Mr. Fuller kept a family scrapbook that his children in San Francisco recall had a photograph of Marjorie as a 3-year-old with a Dutch cut hairstyle, straight bangs across her forehead.
A father's 'predicament'
"It was no secret,' said William Fuller, now 65, who would be Marjorie's half brother. "I'm sure my father had a lot of love for his daughter. He was in a predicament and there was not much he could do in the circumstances."
Shaken by Mr. Fuller's abandonment in the 1930s, the first Mrs. Fuller sued for divorce. Eventually, she and her daughter obtained passports from the Chinese Kuomintang government that ruled in the 1930s and 1940s.
Held by old Shanghai's fading glow, Miss Fuller and her mother never thought to leave the port after World War II ended and China's civil war raged on. It was still a time of gaiety and frivolity among White Russians, European aristocrats and gallant U.S. Marines who had long dominated the city's social swirl.
And end to the gaiety
Even after Mao Tse-tung's Communists thundered out of the hinterland to defeat the corrupt Kuomintang government, the woman and her daughter stayed on, naively believing life would go on unchanged.
'We never thought that Mao Tse-tung was a disciple of Lenin and Stalin. We never believed he was really a Communist,' Miss Fuller said.
In the late 1950s, Mao embarked on a series of radical and disastrous steps to collectivize the economy and regiment society. The problem with the Fullers and others like them in Shanghai was that they didn't fit in to any category.
If they had had foreign passports, they could have simply been expelled from China, as were many foreigners when Mao launched his purification program. Had they been Chinese, they would have been made to fit into society. But they were labeled "stateless Americans" by the authorities and arrested, and their Kuomintang passports torn up. They were put in a work camp near Shanghai.
'Swallowed by the dragon'
Even in captivity, Miss Fuller and her mother did not fit in. They weren't forced to study Mao's ideology, unlike Chinese prisoners.
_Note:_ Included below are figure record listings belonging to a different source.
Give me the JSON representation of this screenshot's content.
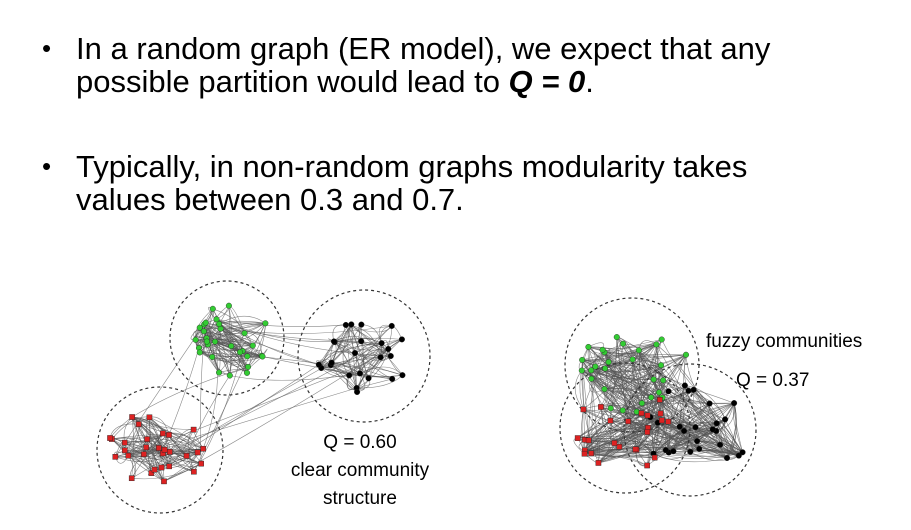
{
  "bullets": [
    {
      "line1": "In a random graph (ER model), we expect that any",
      "line2_prefix": "possible partition would lead to ",
      "line2_emph": "Q = 0",
      "line2_suffix": "."
    },
    {
      "line1": "Typically, in non-random graphs modularity takes",
      "line2": "values between 0.3 and 0.7."
    }
  ],
  "left_graph": {
    "q_value": "Q = 0.60",
    "caption_line1": "clear community",
    "caption_line2": "structure"
  },
  "right_graph": {
    "caption": "fuzzy communities",
    "q_value": "Q = 0.37"
  },
  "colors": {
    "green_nodes": "#33cc33",
    "black_nodes": "#000000",
    "red_nodes": "#dd2222",
    "edges": "#555555"
  }
}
Although most possessions were confiscated, they were allowed to keep personal effects, such as her mother's fur coat.
And until she lost them -- or they were stolen by the nursing home staff -- Miss Fuller still had her mother's platinum wedding ring and father's silver christening spoon.
"We were swallowed up by the dragon," Miss Fuller says.
After the death of Mao and the cautious reopening of China, Miss Fuller and other imprisoned foreigners were transferred to Harbin in 1981 where they lived in a retirement home for stateless foreigners, among them White Russians and a few Koreans and Japanese.
With the changing times, the Fullers also thought they might be able to leave. They applied for a passport in 1981.
But the U.S. bureaucracy did them in.
Mr. Fuller had never been to the United States before Marjorie was born. He was a legitimate U.S. citizen, but born of U.S. citizens abroad. Under immigration rules at that time, her father would have to have lived in the United States for her to be eligible for citizenship.
No sanctuary in U.S.
The fact that her mother was married to a U.S. citizen and had a passport was equally irrelevant under the old laws. She became a citizen only through her husband and likewise had never been to the United States. In addition, the old laws only allowed citizenship to be transferred through the father.
The only way she could regain her U.S. citizenship would be for Congress to pass a private bill issuing her a passport. Even then, however, it would be unclear how she would survive in the United States, a country she has never visited.
Her father's children in San Francisco are old themselves. Once or twice there were attempts to help their father's first wife and their half sister. William Fuller tried to arrange to send his half sister money, but nothing ever quite worked out.
Now they are all old strangers.
"We're all elderly now," says William Fuller. "There's really no future for us.
"No matter where you live, if you're ill and a certain age there's not much that can be done," he said. "I don't see any point in getting her out. I don't see where this environment would be any better."